The JVM size is initially configured during GPText installation by setting the JAVA_OPTIONS parameter in the installation configuration file. After installation, use the gptext-config command -o option to increase the JVM heap size. For example, this gptext-config command sets the JVM maximum heap to 4GB:

$ gptext-config -o "-Xmx=4096M"

Manage Indexing and Search Loads

With high indexing or search load, JVM garbage collection pauses can cause the Solr overseer queue to back up. For a heavily loaded GPText system, you can prevent some performance problems by scheduling document indexing for times when search activity is low.

Terms Queries and Out of Memory Errors

The gptext.terms() function retrieves terms vectors from documents that match a query. An out of memory error may occur if the documents are large, or if the query matches a large number of documents on each node.
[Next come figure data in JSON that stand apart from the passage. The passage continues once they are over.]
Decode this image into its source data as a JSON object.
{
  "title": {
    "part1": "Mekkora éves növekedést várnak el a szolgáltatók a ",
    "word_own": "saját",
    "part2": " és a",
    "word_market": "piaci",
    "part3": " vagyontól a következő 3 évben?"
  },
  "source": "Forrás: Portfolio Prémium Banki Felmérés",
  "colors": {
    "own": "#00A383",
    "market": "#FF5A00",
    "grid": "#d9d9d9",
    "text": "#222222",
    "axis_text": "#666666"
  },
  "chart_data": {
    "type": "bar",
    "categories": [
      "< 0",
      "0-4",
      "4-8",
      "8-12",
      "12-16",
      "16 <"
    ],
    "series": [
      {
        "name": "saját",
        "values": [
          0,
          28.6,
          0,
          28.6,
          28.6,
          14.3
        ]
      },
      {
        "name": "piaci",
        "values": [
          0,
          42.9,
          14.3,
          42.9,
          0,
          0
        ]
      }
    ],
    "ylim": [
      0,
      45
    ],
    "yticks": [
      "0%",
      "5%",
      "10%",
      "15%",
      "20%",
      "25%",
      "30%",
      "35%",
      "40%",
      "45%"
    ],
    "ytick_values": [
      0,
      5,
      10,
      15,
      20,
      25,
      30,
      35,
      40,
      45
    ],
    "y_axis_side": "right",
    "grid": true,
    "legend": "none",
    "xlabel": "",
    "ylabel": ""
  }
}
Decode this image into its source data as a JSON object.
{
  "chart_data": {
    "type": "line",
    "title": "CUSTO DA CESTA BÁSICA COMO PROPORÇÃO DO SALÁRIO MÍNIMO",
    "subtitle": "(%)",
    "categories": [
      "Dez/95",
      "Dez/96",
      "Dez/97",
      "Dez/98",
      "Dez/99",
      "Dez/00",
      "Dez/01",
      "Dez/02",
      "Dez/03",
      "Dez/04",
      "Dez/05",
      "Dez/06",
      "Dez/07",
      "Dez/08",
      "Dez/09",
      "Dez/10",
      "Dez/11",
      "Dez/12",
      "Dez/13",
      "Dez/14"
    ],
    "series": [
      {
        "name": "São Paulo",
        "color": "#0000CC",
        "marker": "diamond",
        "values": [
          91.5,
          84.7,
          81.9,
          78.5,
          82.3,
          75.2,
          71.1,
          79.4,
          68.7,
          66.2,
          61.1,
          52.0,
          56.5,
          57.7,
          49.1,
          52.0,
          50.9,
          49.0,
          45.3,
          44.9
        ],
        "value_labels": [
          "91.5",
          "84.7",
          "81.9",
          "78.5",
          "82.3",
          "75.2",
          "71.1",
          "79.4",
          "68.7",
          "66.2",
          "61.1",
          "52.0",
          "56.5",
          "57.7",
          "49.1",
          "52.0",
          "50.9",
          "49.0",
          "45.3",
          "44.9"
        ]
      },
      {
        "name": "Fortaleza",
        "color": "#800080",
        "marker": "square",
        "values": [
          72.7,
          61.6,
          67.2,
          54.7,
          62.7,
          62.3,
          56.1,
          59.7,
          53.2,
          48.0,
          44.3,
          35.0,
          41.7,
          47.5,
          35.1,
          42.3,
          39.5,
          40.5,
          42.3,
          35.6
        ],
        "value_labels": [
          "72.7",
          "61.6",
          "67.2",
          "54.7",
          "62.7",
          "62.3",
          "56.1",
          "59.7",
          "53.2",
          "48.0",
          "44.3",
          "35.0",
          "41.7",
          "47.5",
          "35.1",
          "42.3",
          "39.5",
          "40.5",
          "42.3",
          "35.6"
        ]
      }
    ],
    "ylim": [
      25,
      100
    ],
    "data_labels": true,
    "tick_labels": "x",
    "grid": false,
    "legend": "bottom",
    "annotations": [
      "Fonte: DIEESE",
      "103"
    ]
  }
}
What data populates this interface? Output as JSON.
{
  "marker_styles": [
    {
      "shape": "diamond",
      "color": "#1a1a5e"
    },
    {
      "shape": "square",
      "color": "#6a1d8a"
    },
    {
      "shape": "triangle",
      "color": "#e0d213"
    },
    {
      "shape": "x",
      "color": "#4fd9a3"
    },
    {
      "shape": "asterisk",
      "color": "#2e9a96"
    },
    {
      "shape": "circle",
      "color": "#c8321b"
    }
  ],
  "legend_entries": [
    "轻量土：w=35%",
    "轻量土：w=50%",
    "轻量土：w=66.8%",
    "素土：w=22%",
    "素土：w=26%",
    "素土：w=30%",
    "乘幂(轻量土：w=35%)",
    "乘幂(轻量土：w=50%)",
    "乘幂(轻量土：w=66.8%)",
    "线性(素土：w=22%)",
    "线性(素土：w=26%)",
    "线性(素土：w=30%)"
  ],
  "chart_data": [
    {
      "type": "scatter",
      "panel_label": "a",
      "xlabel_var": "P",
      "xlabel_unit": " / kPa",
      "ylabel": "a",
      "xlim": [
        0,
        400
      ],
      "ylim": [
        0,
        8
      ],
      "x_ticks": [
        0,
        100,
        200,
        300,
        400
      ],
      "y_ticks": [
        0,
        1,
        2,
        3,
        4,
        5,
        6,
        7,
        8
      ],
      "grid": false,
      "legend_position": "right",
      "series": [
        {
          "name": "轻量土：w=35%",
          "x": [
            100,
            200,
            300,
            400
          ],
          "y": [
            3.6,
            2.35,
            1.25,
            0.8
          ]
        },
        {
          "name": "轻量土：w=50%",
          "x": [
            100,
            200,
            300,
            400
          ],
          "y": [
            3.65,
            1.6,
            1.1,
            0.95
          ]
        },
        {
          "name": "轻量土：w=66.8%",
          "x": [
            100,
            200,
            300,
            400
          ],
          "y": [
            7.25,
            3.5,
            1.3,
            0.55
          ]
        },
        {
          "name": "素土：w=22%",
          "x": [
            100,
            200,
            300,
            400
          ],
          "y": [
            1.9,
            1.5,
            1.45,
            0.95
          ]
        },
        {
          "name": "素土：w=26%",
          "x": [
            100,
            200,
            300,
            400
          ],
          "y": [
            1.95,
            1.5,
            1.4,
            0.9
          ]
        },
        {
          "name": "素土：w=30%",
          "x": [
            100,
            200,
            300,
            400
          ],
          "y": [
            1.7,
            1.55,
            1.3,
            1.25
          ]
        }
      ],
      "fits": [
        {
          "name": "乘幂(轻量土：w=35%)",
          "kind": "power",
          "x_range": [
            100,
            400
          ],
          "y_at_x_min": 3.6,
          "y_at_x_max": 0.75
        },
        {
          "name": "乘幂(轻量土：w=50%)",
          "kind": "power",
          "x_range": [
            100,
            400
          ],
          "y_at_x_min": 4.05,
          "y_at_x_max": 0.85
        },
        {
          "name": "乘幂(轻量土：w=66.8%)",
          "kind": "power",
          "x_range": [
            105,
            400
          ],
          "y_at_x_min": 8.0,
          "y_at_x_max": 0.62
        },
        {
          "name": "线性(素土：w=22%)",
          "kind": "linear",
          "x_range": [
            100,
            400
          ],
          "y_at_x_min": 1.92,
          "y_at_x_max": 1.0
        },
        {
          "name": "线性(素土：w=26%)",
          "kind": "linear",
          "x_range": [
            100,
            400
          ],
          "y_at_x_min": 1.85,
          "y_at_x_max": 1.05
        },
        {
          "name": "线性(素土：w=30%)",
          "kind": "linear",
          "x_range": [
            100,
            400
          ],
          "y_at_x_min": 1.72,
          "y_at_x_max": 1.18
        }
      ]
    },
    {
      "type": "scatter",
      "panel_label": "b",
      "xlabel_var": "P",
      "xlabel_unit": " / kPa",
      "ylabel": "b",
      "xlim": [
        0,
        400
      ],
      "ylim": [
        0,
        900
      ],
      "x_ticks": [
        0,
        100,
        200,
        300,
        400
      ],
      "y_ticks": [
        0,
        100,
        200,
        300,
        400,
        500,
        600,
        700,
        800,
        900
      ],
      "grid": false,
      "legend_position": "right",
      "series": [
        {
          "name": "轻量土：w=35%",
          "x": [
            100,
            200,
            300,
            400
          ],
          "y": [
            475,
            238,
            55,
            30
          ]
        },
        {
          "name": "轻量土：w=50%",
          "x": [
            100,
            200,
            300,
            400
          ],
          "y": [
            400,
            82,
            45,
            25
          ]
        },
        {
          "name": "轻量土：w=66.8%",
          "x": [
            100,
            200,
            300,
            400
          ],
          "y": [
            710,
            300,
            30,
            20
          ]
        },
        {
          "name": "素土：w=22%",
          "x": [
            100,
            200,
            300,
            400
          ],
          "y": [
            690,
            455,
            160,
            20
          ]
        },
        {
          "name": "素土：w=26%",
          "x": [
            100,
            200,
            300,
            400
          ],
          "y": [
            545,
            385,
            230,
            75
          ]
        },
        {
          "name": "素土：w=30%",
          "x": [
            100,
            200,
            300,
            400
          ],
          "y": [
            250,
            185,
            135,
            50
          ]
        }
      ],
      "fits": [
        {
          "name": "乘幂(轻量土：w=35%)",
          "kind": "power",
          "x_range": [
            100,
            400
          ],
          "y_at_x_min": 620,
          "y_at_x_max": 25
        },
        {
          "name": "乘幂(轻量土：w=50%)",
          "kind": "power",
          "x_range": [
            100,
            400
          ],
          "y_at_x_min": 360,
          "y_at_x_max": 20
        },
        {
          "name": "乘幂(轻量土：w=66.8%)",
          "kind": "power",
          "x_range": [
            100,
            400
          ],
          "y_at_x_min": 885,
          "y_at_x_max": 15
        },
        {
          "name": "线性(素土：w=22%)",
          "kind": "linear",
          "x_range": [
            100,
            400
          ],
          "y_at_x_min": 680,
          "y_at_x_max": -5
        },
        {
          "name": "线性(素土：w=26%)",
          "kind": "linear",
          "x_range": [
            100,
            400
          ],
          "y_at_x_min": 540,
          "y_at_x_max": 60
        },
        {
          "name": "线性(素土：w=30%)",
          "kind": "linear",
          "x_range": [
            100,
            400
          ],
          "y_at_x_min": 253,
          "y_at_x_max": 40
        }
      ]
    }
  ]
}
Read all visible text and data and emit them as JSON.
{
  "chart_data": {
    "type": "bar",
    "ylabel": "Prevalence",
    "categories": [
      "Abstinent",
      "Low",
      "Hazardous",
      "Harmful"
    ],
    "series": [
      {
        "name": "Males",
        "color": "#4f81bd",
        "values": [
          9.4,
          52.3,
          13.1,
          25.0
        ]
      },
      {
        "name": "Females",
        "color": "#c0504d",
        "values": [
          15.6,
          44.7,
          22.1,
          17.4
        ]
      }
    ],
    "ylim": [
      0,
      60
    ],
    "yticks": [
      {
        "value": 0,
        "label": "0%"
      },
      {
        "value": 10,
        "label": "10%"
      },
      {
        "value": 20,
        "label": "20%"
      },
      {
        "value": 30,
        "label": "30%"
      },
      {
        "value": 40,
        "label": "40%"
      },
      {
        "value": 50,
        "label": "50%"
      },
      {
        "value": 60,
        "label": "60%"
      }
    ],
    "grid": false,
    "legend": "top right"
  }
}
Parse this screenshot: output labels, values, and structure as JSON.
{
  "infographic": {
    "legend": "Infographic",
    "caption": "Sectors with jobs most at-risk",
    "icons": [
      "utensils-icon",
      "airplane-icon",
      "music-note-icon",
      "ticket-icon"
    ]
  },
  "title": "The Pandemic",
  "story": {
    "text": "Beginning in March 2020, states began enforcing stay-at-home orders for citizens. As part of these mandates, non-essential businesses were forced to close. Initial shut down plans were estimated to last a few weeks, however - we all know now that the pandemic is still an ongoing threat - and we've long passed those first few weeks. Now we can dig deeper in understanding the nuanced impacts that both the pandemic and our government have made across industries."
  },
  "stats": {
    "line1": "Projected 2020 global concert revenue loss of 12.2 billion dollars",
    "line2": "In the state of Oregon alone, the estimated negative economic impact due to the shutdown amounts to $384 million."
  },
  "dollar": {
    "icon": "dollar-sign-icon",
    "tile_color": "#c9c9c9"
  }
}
Other factors can contribute to out of memory errors when running a gptext.terms() query, including the maximum memory available to the Solr nodes (-Xmx value in JAVA_OPTS) and concurrent queries.

If you experience out of memory errors with gptext.terms() you can set a lower value for the term_batch_size GPText configuration variable. The default value is 1000. For example, you could try running the failing query with term_batch_size set to 500. Lowering the value may prevent out of memory errors, but performance of terms queries can be affected.

See GPText Configuration Parameters for help setting GPText configuration parameters.

Configure File System Caching for ZooKeeper

Good Solr performance is dependent on fast response for ZooKeeper requests. ZooKeeper performs best when its database is cached so it does not have to go to disk for lookups. If you find that ZooKeeper JVMs have frequent disk accesses, look for ways to improve file caching or move ZooKeeper disks to faster storage.

The ZooKeeper zkClientTimeout parameter is the time a client is allowed to not talk to ZooKeeper before having its session expired.